Seine oder gar keine
Muss man sich Kundenwünschen anpassen oder ist man gar Erfüllungsgehilfe des Kunden? Für den Ergoldinger Unternehmer ist beides keine Option. Wer bei ihm kauft, kauft auch seinen Stil. Denn einerseits ist er von der Bautechnik überzeugt, andererseits steht er ja immer noch mit auf der Baustelle und war immer von der Idee beseelt, nur Sachen zu bauen, die ihm auch selber gefallen. Wer das nicht möchte, wird auch schon mal an einen Kollegen verwiesen. Das passiert ohnehin oft, weil sich der Niederbayer auf seine Kernkompetenzen, die Steinarbeiten, konzentriert. Oberprillers Devise lautet: „Wenn Sie ein Angebot haben wollen, müssens mitfahren, dann zeig ich Ihnen was und dann mache ich ein Angebot." Wer sich darauf einlässt, springt in der Regel auch nicht mehr ab.
Diese Radikalität in Sachen eigener Stil führt natürlich auch zu einer Selektion innerhalb der Kundschaft. „Wir haben einen Kunden, der sagt, wennst des mit dem Oberpriller kannst, dann ist recht, ansonsten musst des bleiben lassen", sagt der Unternehmer schmunzelnd. Viele Aufträge seien auch schon an ihm vorbeigegangen, gibt er zu. Weniger allerdings, meint er, weil er sich auf die eigene Gestaltungslinie beschränkt. Viele würden gar nicht erst nachfragen, weil sie ihn für zu teuer hielten. Bei großen Pflasterflächen sei er anfangs gar nicht hingefahren, weil er überzeugt gewesen sei „des machen die eh nicht". Dabei würden die Kunden für seine Leistung oft gar nicht mehr bezahlen, ist der Niederbayer überzeugt und zieht seine Beispielrechnungen hervor, in denen er beispielsweise Bauweisen mit L-Steinen oder Gabionen oder Betonpflaster mit solchen aus Granit vergleicht. Ein gutes für seine Leistung ist dabei: „Das Geld für die Steine kriegst ja wieder. Das ist wie beim Goldpreis: Die gebrauchten Natursteine werden im Laufe der Zeit auch teurer."

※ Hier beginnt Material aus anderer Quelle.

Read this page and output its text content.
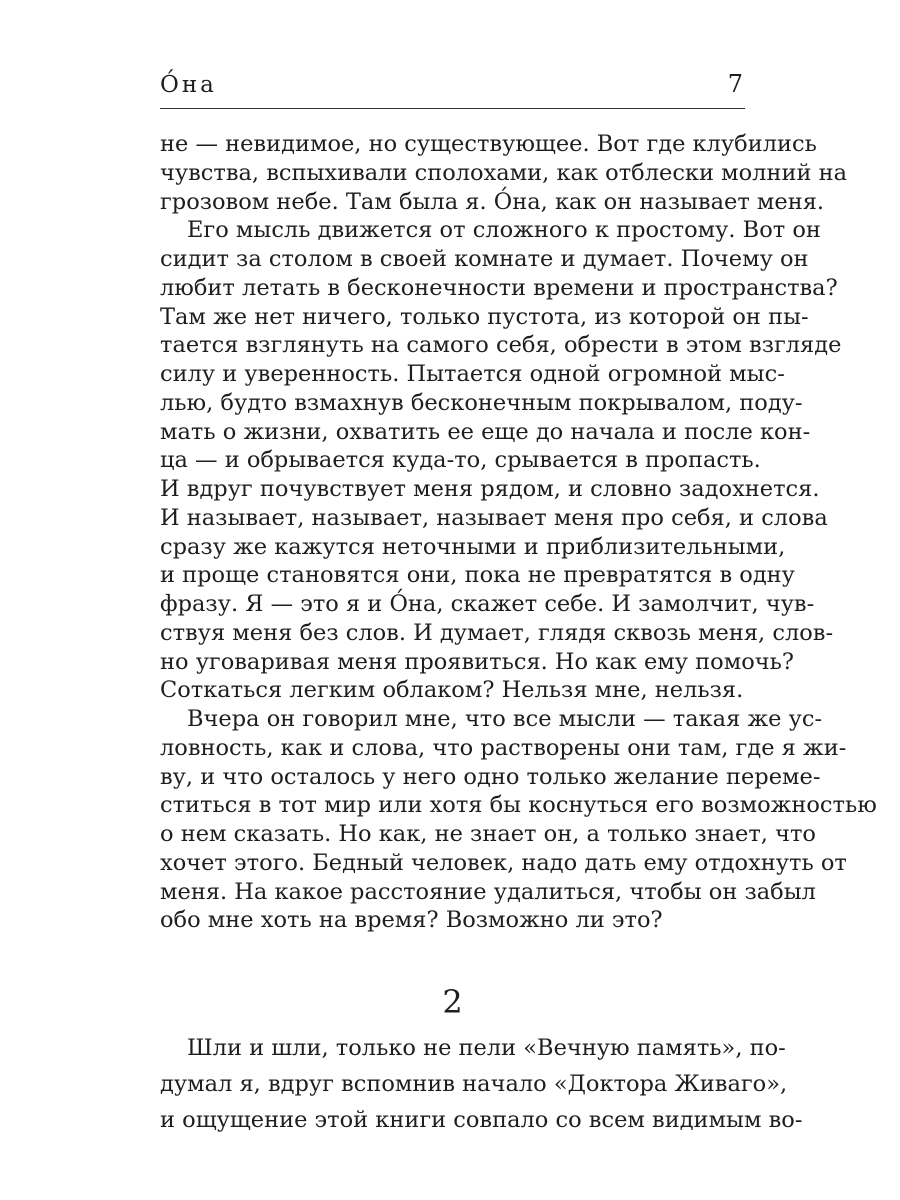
О́на	7
не — невидимое, но существующее. Вот где клубились
чувства, вспыхивали сполохами, как отблески молний на
грозовом небе. Там была я. О́на, как он называет меня.
Его мысль движется от сложного к простому. Вот он
сидит за столом в своей комнате и думает. Почему он
любит летать в бесконечности времени и пространства?
Там же нет ничего, только пустота, из которой он пы-
тается взглянуть на самого себя, обрести в этом взгляде
силу и уверенность. Пытается одной огромной мыс-
лью, будто взмахнув бесконечным покрывалом, поду-
мать о жизни, охватить ее еще до начала и после кон-
ца — и обрывается куда-то, срывается в пропасть.
И вдруг почувствует меня рядом, и словно задохнется.
И называет, называет, называет меня про себя, и слова
сразу же кажутся неточными и приблизительными,
и проще становятся они, пока не превратятся в одну
фразу. Я — это я и О́на, скажет себе. И замолчит, чув-
ствуя меня без слов. И думает, глядя сквозь меня, слов-
но уговаривая меня проявиться. Но как ему помочь?
Соткаться легким облаком? Нельзя мне, нельзя.
Вчера он говорил мне, что все мысли — такая же ус-
ловность, как и слова, что растворены они там, где я жи-
ву, и что осталось у него одно только желание переме-
ститься в тот мир или хотя бы коснуться его возможностью
о нем сказать. Но как, не знает он, а только знает, что
хочет этого. Бедный человек, надо дать ему отдохнуть от
меня. На какое расстояние удалиться, чтобы он забыл
обо мне хоть на время? Возможно ли это?
2
Шли и шли, только не пели «Вечную память», по-
думал я, вдруг вспомнив начало «Доктора Живаго»,
и ощущение этой книги совпало со всем видимым во-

Ein Beispiel für Nachhaltigkeit
Im Laufe der Zeit ist einiges an Projekten zusammengekommen. Die Oberprillers – Frau und Tochter leisten bei Marketing kräftig Unterstützung – haben die Projekte in Fotobüchern gesammelt, die der Unternehmer für die Kundenberatung nutzt. Darin sind auch Anlagen mit 20 und mehr Jahren Geschichte, die immer noch genauso bestehen und sich nur in Nuancen von aktuellen Projekten unterscheiden. Oberpriller bleibt sich treu und baut für die Ewigkeit.
Auf einen 45 cm starken Unterbau aus verdichtetem Wandkies (0/50), einem regional im Landkreis Erding anstehenden Kiessand, versetzt er die gebrauchten Steine in 5 cm Splitt 2/5. Alternativ wird die Frostschutzschicht aus Schotter 2/32 aufgebaut, den der Unternehmer im nahen Freising kauft. Da in der Umgebung kein Naturstein ansteht, sind aus Kies gebrochener Splitt und Schotter nicht nur nachhaltig, weil regional verfügbar, sondern auch dauerhaft. Die im Isar-Urstromtal abgebauten Kiese enthalten viel Quarz. Das Material ist deshalb von besonderer Qualität.
Den alpinen Fugensand bezieht er aus dem Inntal bei Kufstein. Auch bei dem Wandkies, der je nach Grube und Lage eine eigene Zusammensetzung aufweist, hat der Niederbayer seine eigene Philosophie; bezieht das Material nur aus ganz bestimmten Werken und Partien. Damit immer ausreichend Baustoff vorhanden ist, liegen auch Wandkies, Schotter und Splitt in ausreichender Menge auf dem Lagerplatz. Ein großer Zettelmeyer-Lader, den Oberpriller mal günstig erworben hat, macht selbst das Beladen seines 32 t-Lkws zum Kinderspiel. Gleichzeit blockiert das Fahrzeug den Zugang zu Oberprillers Steinreich.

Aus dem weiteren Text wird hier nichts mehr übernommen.